Vermeidung von Diagnosen durch Pflegekräfte

Pflegekräfte sollten keine Diagnosen stellen, sondern ihre Beobachtungen und Eindrücke beschreiben. Die Diagnosestellung ist Aufgabe von Ärzten.

Beispiel:

  • Falsch: "Frau Schmidt ist depressiv."
  • Richtig: "Frau Schmidt wirkt traurig und zieht sich zurück. Sie hat wenig Appetit und klagt über Schlafstörungen."

Zusammenarbeit im Team

Die Dokumentation dient als Grundlage für die Zusammenarbeit im Team.
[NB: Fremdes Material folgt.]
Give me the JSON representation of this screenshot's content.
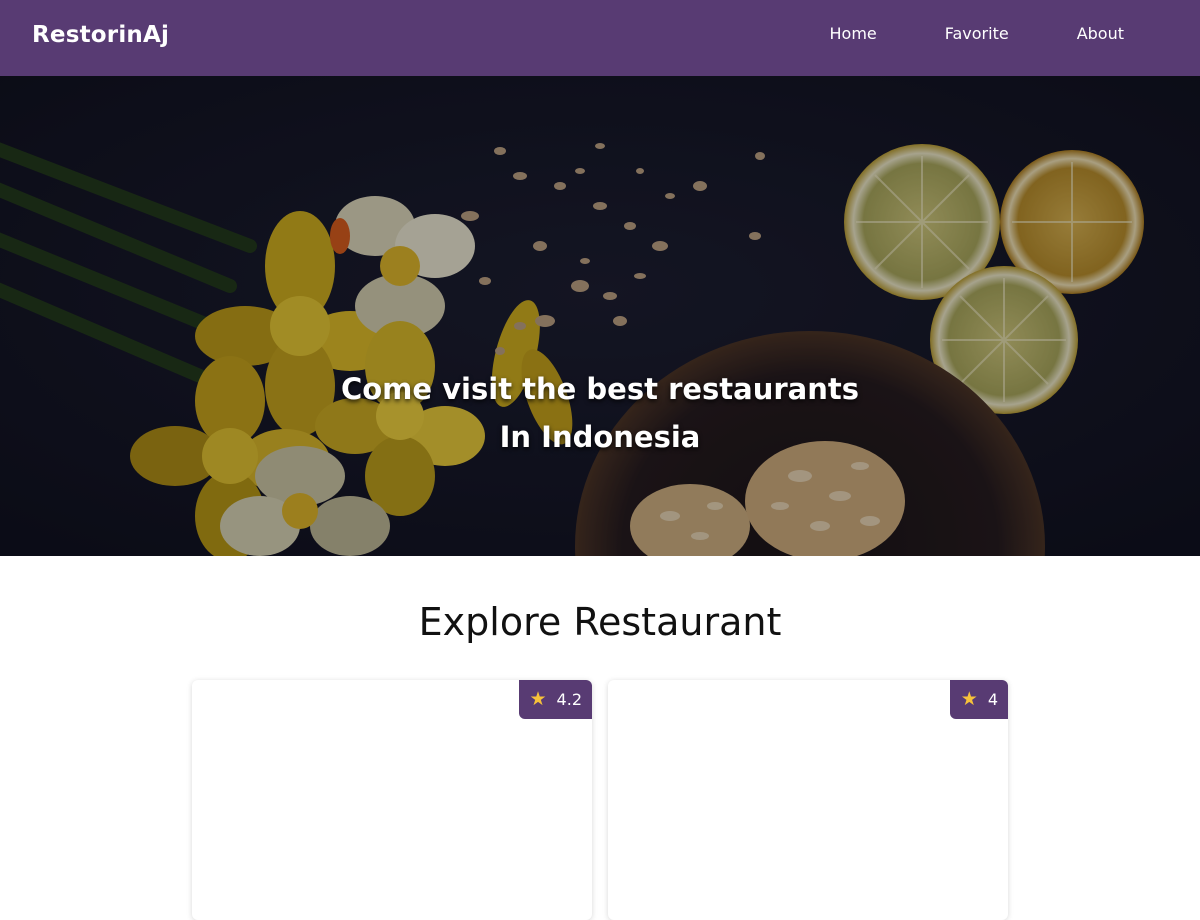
{
  "navbar": {
    "brand": "RestorinAj",
    "links": [
      "Home",
      "Favorite",
      "About"
    ]
  },
  "hero": {
    "line1": "Come visit the best restaurants",
    "line2": "In Indonesia"
  },
  "main": {
    "title": "Explore Restaurant",
    "cards": [
      {
        "rating": "4.2"
      },
      {
        "rating": "4"
      }
    ]
  },
  "colors": {
    "primary": "#583b73",
    "star": "#f7c23a",
    "hero_dark": "#141625"
  },
  "icons": {
    "rating": "star-icon"
  }
}
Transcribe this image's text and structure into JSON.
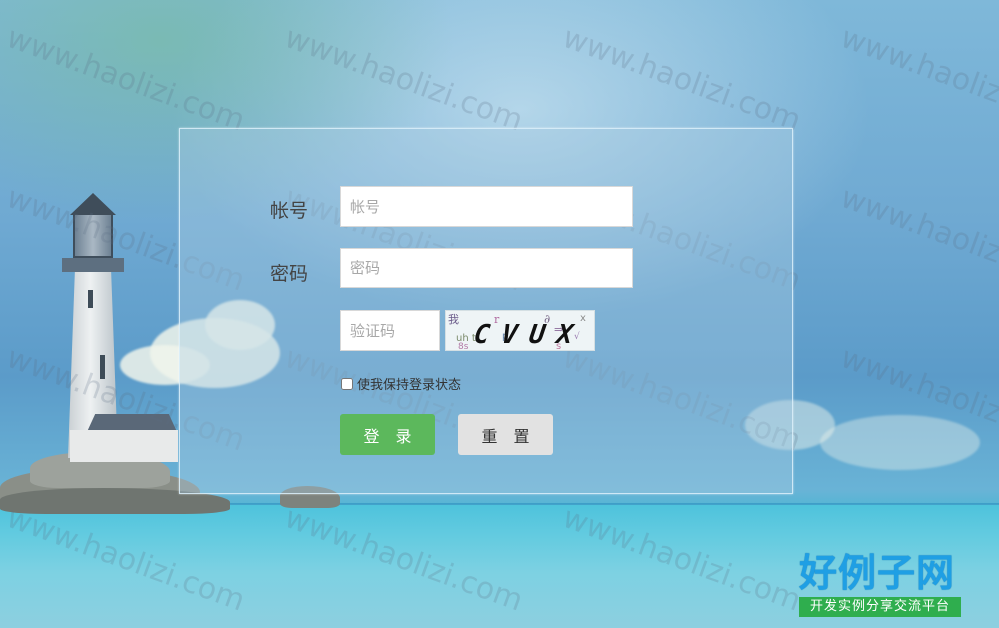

Es ist wichtig, dass alle Beteiligten die Dokumentation lesen und sich über den Zustand und die Bedürfnisse des Betreuten informieren.

Rechtliche Aspekte

Die Dokumentation ist eine rechtliche Verpflichtung. Pflegeeinrichtungen sind verpflichtet, Maßnahmen zur Qualitätssicherung sowie ein Qualitätsmanagement durchzuführen und bei Qualitätsprüfungen mitzuwirken. Betreuungsberichte tragen zur Qualitätssicherung bei.

Hilfsmittel für die Dokumentation

Es gibt verschiedene Hilfsmittel, die die Dokumentation erleichtern können, wie z.B. Formulierungshilfen, Vorlagen und Softwareprogramme.